De la véritable signification des termes bénéfice (rizq) et acquisition (kasb). On prouve que celle-ci est le prix du travail de l’homme (Ibn Haldun).


L'homme, dans tous les états et dans toutes les périodes de sa vie, depuis sa naissance jusqu'à l'époque où il est dans la force de l'âge, et depuis lors jusqu'à la vieillesse, est soumis par la nature à l'obligation de prendre de la nourriture et de se procurer la subsistance. Le riche (qui n'a besoin de rien), c'est Dieu, et les pauvres, c'est vous. (Coran, sour. XLVII, vers. 40.) Dieu, qu'il soit glorifié et exalté ! a créé pour l'homme tout ce qu'il y a dans le monde et lui en a fait don, ainsi qu'il l'a déclaré dans plus d'un verset de son livre. Il a créé pour vous, dit-il, tout ce qu'il y a dans les cieux et sur la terre. Et, encore : Il a fait travailler pour vous le soleil et la lune, et il vous a soumis la mer, et il vous a soumis les navires et les bestiaux. Nous pourrions citer encore plusieurs autres témoignages fournis par ce livre.

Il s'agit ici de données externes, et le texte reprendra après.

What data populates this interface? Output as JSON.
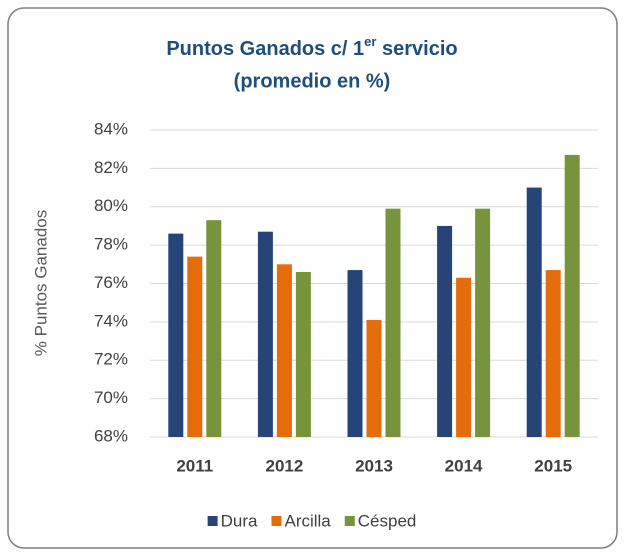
{
  "chart_data": {
    "type": "bar",
    "title": [
      "Puntos Ganados c/ 1",
      "er",
      " servicio"
    ],
    "subtitle": "(promedio en %)",
    "y_label": "% Puntos Ganados",
    "categories": [
      "2011",
      "2012",
      "2013",
      "2014",
      "2015"
    ],
    "series": [
      {
        "name": "Dura",
        "color": "#264478",
        "values": [
          78.6,
          78.7,
          76.7,
          79.0,
          81.0
        ]
      },
      {
        "name": "Arcilla",
        "color": "#E46C0A",
        "values": [
          77.4,
          77.0,
          74.1,
          76.3,
          76.7
        ]
      },
      {
        "name": "Césped",
        "color": "#77933C",
        "values": [
          79.3,
          76.6,
          79.9,
          79.9,
          82.7
        ]
      }
    ],
    "ylim": [
      68,
      84
    ],
    "yticks": [
      {
        "value": 68,
        "label": "68%"
      },
      {
        "value": 70,
        "label": "70%"
      },
      {
        "value": 72,
        "label": "72%"
      },
      {
        "value": 74,
        "label": "74%"
      },
      {
        "value": 76,
        "label": "76%"
      },
      {
        "value": 78,
        "label": "78%"
      },
      {
        "value": 80,
        "label": "80%"
      },
      {
        "value": 82,
        "label": "82%"
      },
      {
        "value": 84,
        "label": "84%"
      }
    ],
    "grid": true,
    "legend": "bottom"
  }
}
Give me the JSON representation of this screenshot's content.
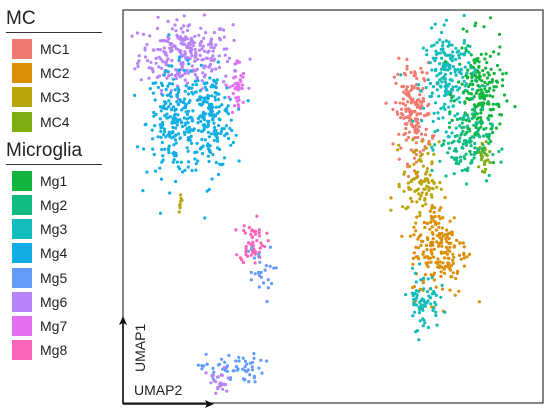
{
  "chart_data": {
    "type": "scatter",
    "title": "",
    "xlabel": "UMAP2",
    "ylabel": "UMAP1",
    "grid": false,
    "legend_position": "left",
    "legend_groups": [
      {
        "title": "MC",
        "items": [
          {
            "label": "MC1",
            "color": "#F17A70"
          },
          {
            "label": "MC2",
            "color": "#DB8E08"
          },
          {
            "label": "MC3",
            "color": "#B9A40A"
          },
          {
            "label": "MC4",
            "color": "#7EAD10"
          }
        ]
      },
      {
        "title": "Microglia",
        "items": [
          {
            "label": "Mg1",
            "color": "#11B53E"
          },
          {
            "label": "Mg2",
            "color": "#10BC81"
          },
          {
            "label": "Mg3",
            "color": "#12BCBA"
          },
          {
            "label": "Mg4",
            "color": "#10AEE4"
          },
          {
            "label": "Mg5",
            "color": "#629BFA"
          },
          {
            "label": "Mg6",
            "color": "#B883F8"
          },
          {
            "label": "Mg7",
            "color": "#E46EF0"
          },
          {
            "label": "Mg8",
            "color": "#FA64BA"
          }
        ]
      }
    ],
    "clusters": [
      {
        "label": "Mg6",
        "center": [
          -3.2,
          6.6
        ],
        "spread": [
          0.9,
          0.7
        ],
        "n": 260
      },
      {
        "label": "Mg4",
        "center": [
          -3.6,
          3.8
        ],
        "spread": [
          0.55,
          1.1
        ],
        "n": 220
      },
      {
        "label": "Mg4",
        "center": [
          -2.2,
          3.9
        ],
        "spread": [
          0.45,
          1.0
        ],
        "n": 180
      },
      {
        "label": "Mg7",
        "center": [
          -1.2,
          5.2
        ],
        "spread": [
          0.15,
          0.6
        ],
        "n": 40
      },
      {
        "label": "Mg8",
        "center": [
          -0.6,
          -1.1
        ],
        "spread": [
          0.25,
          0.45
        ],
        "n": 55
      },
      {
        "label": "Mg5",
        "center": [
          -0.4,
          -2.4
        ],
        "spread": [
          0.3,
          0.6
        ],
        "n": 25
      },
      {
        "label": "Mg5",
        "center": [
          -1.4,
          -6.3
        ],
        "spread": [
          0.6,
          0.3
        ],
        "n": 60
      },
      {
        "label": "Mg6",
        "center": [
          -1.9,
          -6.9
        ],
        "spread": [
          0.25,
          0.3
        ],
        "n": 25
      },
      {
        "label": "MC1",
        "center": [
          5.6,
          4.2
        ],
        "spread": [
          0.35,
          1.0
        ],
        "n": 170
      },
      {
        "label": "Mg3",
        "center": [
          7.0,
          5.6
        ],
        "spread": [
          0.5,
          1.0
        ],
        "n": 200
      },
      {
        "label": "Mg1",
        "center": [
          8.2,
          4.9
        ],
        "spread": [
          0.45,
          1.1
        ],
        "n": 200
      },
      {
        "label": "Mg2",
        "center": [
          7.6,
          2.9
        ],
        "spread": [
          0.5,
          0.7
        ],
        "n": 120
      },
      {
        "label": "MC3",
        "center": [
          5.9,
          1.4
        ],
        "spread": [
          0.35,
          0.8
        ],
        "n": 90
      },
      {
        "label": "MC2",
        "center": [
          6.6,
          -1.4
        ],
        "spread": [
          0.55,
          1.0
        ],
        "n": 200
      },
      {
        "label": "Mg3",
        "center": [
          6.0,
          -3.5
        ],
        "spread": [
          0.3,
          0.6
        ],
        "n": 70
      },
      {
        "label": "MC4",
        "center": [
          8.3,
          2.4
        ],
        "spread": [
          0.2,
          0.4
        ],
        "n": 25
      },
      {
        "label": "MC3",
        "center": [
          -3.4,
          0.6
        ],
        "spread": [
          0.03,
          0.2
        ],
        "n": 8
      }
    ],
    "xlim": [
      -5.5,
      10.5
    ],
    "ylim": [
      -7.6,
      8.3
    ]
  }
}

L'homme étend sa main avec autorité sur le monde et sur tout ce qui s'y trouve, par suite de la déclaration par laquelle Dieu l'établit dans cette terre comme son lieutenant. Les mains de tous les hommes sont ouvertes (pour prendre), et, en cela (seul), elles agissent de concert ; mais aucun individu ne peut se procurer ce qu'un autre a obtenu, à moins de lui donner quelque objet en échange. L'homme, sorti de la faiblesse de ses premières années p.320 et capable d'agir par lui-même, fait des efforts pour acquérir les choses dont il peut tirer un profit, et cela dans le but de les employer, si Dieu les lui accorde, comme moyens d'échange, dans le cas où il veut se procurer celles dont il peut avoir besoin ou qui lui sont d'une nécessité absolue. Dieu lui-même a dit : Cherchez donc auprès de Dieu le bénéfice (que vous désirez). (Coran, sour. XXIX, vers. 16.) Quelquefois l'homme obtient cela sans effort ; ainsi Dieu lui donne la pluie, qui favorise la culture des terres ; mais de tels dons ne sont que de simples secours et ne dispensent pas de travailler, ainsi qu'on le verra plus loin. Si les choses que l'homme parvient à acquérir sont en quantité suffisante pour subvenir à ses besoins et lui procurer le nécessaire, on les désigne, par le terme subsistance (ma-ach), et si elles sont en plus grande quantité, on les nomme richesses (riach) ou fonds. Ce que l'homme reçoit et ce qu'il acquiert s'appelle bénéfice (rizq), s'il en retire de l'utilité et s'il en recueille le fruit. Cela lui arrive quand il dépense ce qu'il a obtenu pour les choses dont il a besoin ou qui lui sont utiles. Le Prophète a dit : « Les biens que tu as réellement possédés, ce sont les mets que tu as consommés en les mangeant, les habits que tu as usés en les portant et les choses que tu as données en aumônes ». Ce que l'homme a obtenu ne doit pas s'appeler bénéfice s'il ne s'en sert pas pour augmenter sen bien-être ou pour subvenir à ses besoins. La possession des biens, quand elle est le résultat des efforts de l'homme et de sa force, se nomme acquisition (kasb). Il en est le même des successions : l'héritage, envisagé comme ayant appartenu au défunt, ne s'appelle pas bénéfice, mais acquisition, car le mort n'en a retiré aucun avantage ; mais, considéré comme appartenant aux héritiers, il prend ce premier nom, s'ils l'emploient utilement. Tel est le véritable sens du mot bénéfice, selon les docteurs orthodoxes.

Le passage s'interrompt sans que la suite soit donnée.